Guineas the goal for Black Caviar’s relative Ole Kirk

Ole Kirk, a close relation to champion mare Black Caviar, will set his sights on the Caulfield Guineas, according to co-trainer Wayne Hawkes.

The exciting three-year-old colt, out of Black Caviar's sister Naturale, was blistering at Rosehill on Saturday, running second to Rothfire in the Golden Rose trial and he'll head towards that group 1 race in Sydney before making his way down to Melbourne for the $2 million Guineas – a race Team Hawkes won with Black Caviar's half-brother All Too Hard in 2012.

Ole Kirk is a close relation to Black Caviar (pictured). Credit:Pat Scala

"They were certainly crazy out in front and Ole Kirk was back last minding his own business and he was punched to the line beautifully," Hawkes told RSN Radio on Sunday morning.

"He flew home. When you're coming from last to run second, you don't need to see the sectionals, you know what he's run. For the last 600m he nearly ran a second quicker than the winner.

"He's certainly on song for the Caulfield Guineas, that's for sure. He will still run great in the Golden Rose, but I can't wait to get him back to Melbourne for the Caulfield Guineas – that's certainly going to be his race."

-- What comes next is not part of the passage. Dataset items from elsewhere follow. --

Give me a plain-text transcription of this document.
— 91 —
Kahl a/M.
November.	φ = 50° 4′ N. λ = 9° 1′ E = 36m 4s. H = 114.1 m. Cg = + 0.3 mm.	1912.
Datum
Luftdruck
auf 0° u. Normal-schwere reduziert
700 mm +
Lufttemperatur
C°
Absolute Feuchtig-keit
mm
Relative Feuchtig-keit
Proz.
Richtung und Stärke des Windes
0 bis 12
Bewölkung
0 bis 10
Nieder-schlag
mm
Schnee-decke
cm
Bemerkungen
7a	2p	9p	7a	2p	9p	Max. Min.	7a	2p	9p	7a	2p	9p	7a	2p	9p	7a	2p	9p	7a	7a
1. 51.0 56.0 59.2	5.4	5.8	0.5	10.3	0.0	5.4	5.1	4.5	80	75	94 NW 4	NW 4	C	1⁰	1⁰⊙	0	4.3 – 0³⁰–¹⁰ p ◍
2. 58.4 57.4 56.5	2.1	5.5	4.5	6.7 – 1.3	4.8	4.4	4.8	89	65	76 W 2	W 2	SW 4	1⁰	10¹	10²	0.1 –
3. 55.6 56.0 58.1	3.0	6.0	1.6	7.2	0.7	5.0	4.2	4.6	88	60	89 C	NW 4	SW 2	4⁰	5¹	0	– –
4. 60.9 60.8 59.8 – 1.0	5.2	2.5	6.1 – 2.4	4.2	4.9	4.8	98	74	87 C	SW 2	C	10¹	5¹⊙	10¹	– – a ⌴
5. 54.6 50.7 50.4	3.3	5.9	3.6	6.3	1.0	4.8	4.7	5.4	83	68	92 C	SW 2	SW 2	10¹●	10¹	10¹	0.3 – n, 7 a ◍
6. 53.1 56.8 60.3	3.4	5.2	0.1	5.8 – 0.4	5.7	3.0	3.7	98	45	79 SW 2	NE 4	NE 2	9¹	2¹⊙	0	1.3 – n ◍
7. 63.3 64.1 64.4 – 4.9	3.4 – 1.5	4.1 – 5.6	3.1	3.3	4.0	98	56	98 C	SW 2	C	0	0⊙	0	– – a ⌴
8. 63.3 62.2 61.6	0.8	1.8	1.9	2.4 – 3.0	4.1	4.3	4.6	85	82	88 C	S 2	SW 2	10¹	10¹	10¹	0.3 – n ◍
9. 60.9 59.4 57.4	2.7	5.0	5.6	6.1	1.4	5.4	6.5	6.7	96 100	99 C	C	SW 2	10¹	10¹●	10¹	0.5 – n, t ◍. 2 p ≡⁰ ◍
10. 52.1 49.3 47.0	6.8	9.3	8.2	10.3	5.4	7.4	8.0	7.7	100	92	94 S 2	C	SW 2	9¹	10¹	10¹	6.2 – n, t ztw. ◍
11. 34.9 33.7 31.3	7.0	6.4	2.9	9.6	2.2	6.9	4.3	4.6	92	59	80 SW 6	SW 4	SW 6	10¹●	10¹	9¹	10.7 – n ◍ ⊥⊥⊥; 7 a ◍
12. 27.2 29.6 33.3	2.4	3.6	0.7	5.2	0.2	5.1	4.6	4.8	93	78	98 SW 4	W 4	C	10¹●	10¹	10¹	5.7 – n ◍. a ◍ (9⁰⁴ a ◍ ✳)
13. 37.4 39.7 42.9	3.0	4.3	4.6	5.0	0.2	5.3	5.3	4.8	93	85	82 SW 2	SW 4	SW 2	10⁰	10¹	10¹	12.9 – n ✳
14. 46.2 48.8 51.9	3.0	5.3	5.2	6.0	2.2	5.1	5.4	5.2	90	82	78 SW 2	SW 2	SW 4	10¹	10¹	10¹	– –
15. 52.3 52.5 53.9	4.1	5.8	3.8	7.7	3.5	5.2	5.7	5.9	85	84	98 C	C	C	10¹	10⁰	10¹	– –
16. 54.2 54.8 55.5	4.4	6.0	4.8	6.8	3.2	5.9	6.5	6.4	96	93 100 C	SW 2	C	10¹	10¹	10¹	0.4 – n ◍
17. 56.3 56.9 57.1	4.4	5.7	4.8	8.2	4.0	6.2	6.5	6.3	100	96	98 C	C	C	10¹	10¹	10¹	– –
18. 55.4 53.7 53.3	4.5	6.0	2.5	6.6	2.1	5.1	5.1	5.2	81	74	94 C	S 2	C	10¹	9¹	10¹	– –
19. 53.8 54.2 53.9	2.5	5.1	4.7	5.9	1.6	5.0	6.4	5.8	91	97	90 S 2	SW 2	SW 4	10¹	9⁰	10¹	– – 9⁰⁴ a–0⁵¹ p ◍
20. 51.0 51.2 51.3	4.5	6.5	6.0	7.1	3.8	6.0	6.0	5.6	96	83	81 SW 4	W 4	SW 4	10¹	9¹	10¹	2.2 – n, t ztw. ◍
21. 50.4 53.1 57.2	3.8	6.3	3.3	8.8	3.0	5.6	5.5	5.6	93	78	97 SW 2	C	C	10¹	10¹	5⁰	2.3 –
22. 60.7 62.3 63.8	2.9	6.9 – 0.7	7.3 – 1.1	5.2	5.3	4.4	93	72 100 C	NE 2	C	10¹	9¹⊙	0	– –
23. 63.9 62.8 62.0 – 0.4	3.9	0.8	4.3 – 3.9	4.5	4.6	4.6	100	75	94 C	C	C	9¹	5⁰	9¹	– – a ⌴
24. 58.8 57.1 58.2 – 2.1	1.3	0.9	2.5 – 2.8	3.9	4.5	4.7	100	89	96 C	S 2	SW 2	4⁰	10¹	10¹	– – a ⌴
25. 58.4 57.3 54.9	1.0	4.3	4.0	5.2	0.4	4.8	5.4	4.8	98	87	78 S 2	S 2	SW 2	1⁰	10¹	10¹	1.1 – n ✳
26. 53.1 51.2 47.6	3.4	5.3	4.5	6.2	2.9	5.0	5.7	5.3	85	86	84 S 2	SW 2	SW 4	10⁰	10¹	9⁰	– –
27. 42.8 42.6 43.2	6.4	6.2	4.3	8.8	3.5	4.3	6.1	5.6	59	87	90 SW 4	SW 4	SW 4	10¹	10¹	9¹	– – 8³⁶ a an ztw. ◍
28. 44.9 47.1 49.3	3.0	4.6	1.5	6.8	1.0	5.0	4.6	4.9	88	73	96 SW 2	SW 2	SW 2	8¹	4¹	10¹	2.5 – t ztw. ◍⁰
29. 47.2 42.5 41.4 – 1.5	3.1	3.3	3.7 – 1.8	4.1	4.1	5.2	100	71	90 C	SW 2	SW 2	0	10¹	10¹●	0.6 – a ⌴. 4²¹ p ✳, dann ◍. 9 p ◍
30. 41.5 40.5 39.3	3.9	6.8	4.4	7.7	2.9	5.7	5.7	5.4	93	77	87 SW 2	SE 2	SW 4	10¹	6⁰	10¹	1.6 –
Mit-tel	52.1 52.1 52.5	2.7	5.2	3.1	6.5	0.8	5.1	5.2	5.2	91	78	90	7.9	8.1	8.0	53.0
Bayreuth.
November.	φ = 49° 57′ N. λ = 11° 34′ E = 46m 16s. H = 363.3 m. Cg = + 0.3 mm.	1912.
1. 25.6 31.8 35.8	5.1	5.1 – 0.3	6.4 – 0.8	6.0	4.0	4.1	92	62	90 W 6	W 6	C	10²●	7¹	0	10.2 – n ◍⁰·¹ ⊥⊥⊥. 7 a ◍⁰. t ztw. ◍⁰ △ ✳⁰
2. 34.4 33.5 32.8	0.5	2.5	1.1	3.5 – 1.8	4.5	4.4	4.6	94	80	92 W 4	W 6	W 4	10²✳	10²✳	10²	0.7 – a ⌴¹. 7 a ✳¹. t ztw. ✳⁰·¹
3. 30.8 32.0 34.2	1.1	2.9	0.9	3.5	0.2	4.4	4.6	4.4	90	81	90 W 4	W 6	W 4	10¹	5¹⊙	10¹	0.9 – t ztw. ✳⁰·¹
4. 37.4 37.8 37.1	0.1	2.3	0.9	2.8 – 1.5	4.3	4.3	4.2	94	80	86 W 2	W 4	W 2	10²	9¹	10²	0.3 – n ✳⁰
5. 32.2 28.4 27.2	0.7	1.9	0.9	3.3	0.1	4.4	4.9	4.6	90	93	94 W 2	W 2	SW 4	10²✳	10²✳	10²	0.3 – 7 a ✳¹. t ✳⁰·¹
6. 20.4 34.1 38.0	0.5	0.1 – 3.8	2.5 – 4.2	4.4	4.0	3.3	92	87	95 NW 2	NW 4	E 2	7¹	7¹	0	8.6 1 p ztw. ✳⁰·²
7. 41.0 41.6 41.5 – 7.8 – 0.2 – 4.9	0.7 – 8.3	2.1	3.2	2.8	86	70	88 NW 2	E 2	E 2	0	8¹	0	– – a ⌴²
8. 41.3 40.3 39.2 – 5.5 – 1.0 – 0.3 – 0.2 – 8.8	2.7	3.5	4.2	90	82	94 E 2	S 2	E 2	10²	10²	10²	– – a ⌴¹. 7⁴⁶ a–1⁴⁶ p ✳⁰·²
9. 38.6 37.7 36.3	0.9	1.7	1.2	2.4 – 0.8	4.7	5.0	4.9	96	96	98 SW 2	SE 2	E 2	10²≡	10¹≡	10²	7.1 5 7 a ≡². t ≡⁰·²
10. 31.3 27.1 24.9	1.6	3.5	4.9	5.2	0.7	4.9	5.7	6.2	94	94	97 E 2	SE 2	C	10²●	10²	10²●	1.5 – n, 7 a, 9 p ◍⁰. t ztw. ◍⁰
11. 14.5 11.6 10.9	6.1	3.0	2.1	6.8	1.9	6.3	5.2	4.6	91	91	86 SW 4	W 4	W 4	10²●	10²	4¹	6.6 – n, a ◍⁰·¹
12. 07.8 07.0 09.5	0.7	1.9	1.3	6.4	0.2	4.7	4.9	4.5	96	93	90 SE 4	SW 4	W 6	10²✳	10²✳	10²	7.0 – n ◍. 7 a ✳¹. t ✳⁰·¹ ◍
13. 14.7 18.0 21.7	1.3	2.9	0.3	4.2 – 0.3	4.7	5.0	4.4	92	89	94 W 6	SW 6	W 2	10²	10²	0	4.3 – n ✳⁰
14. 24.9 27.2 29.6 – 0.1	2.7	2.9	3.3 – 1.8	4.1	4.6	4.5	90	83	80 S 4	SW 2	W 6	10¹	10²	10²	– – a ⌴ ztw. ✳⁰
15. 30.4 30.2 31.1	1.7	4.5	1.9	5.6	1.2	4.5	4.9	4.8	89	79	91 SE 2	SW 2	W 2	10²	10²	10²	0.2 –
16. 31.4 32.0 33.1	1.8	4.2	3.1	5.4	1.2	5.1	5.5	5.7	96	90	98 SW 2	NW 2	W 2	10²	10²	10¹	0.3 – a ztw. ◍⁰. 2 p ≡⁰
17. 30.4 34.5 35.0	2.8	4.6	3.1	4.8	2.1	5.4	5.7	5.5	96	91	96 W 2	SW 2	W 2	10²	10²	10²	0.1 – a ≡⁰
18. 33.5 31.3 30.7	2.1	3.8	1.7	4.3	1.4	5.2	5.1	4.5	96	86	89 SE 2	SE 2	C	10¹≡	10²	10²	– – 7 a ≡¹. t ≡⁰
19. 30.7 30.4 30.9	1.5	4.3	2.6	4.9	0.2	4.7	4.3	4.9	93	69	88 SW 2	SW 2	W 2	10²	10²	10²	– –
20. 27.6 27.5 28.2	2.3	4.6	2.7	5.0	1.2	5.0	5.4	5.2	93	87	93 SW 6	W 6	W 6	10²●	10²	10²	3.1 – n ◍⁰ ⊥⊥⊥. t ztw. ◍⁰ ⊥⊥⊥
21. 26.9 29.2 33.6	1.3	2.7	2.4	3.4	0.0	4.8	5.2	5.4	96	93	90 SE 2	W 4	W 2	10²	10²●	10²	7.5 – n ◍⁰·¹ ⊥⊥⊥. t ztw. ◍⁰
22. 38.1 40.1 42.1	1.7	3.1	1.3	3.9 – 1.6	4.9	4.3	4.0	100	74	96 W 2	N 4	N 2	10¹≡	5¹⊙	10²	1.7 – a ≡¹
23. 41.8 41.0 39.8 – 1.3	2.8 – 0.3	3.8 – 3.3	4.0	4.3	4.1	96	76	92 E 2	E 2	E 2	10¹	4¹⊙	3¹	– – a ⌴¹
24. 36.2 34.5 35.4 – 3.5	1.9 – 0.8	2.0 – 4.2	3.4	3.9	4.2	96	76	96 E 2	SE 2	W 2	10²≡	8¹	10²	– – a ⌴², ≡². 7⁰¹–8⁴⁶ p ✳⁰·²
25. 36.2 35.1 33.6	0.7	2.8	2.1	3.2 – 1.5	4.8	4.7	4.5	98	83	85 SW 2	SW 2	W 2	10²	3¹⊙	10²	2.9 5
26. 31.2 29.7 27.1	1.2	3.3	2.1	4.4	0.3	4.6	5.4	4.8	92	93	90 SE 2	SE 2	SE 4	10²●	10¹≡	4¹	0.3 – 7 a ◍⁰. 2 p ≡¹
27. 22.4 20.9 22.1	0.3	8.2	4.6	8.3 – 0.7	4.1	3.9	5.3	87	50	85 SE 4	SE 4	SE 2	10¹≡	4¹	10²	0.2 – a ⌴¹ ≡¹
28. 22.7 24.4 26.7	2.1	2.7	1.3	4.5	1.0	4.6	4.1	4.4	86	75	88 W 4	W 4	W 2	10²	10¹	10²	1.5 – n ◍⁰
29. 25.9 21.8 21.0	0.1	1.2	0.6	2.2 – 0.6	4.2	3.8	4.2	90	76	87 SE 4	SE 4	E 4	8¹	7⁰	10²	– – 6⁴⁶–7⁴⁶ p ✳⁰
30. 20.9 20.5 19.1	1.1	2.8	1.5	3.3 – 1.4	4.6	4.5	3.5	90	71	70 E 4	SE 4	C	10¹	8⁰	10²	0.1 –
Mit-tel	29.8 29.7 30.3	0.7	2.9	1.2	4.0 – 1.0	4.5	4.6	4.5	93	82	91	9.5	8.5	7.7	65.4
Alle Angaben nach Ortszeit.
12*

Stablemate North Pacific, who ran third in the Run To The Rose, will also run next in the Golden Rose.

"He was probably just chasing a fair way from home and we thought it was going to be his most vulnerable race yesterday with the rail out six [metres]," Hawkes said.

"We thought they'd go hard, Rothfire and the other bloke [leader Farnan]. He just kept punching the line. JMac' [jockey James McDonald] got off and said to my brother, '1400m, Golden Rose, let's go'.

"He's on song for the Golden Rose."

Meanwhile, Master Of Wine remains on track towards the Caulfield Cup after running fourth in the Makybe Diva Stakes on Saturday.

"He was probably a little bit flat-footed when they quickened, but gee whiz, running through the line I thought it was amazing, to be totally honest," Hawkes said.

"The best part of that race – and I don't get carried away with jockeys – was Michael Rodd's fat smile when he came back, I don't think I've ever seen that boy smile like that.

"You know what he said to me? 'Wow'.

"He's on song, he's heading towards the Caulfield Cup and all of the big races over the spring carnival. I don't know what we'll do with him, we just wanted to see how he'd run at Flemington over the mile and he ran out of his skin."

Doubtland, who avoided the Run To The Rose and won the Danehill Stakes at Flemington, showed he can handle the 1200-metre straight and Hawkes said the team would set him for the Coolmore Stakes over the same track and distance on Derby day – a race the stable won last year with Exceedance.

"There's a big, fat tick now that he actually likes the straight. His last 200m was bullish, I thought," he said.

"His turn of foot is nothing short of electrifying, that horse.

"The Coolmore's going to be his race, it's just a matter of what we do with him now. There's seven weeks to the race. How and where [he goes before then], I don't know.

"He was kicking around the sand roll this morning, so he's pulled up well. That's the main thing."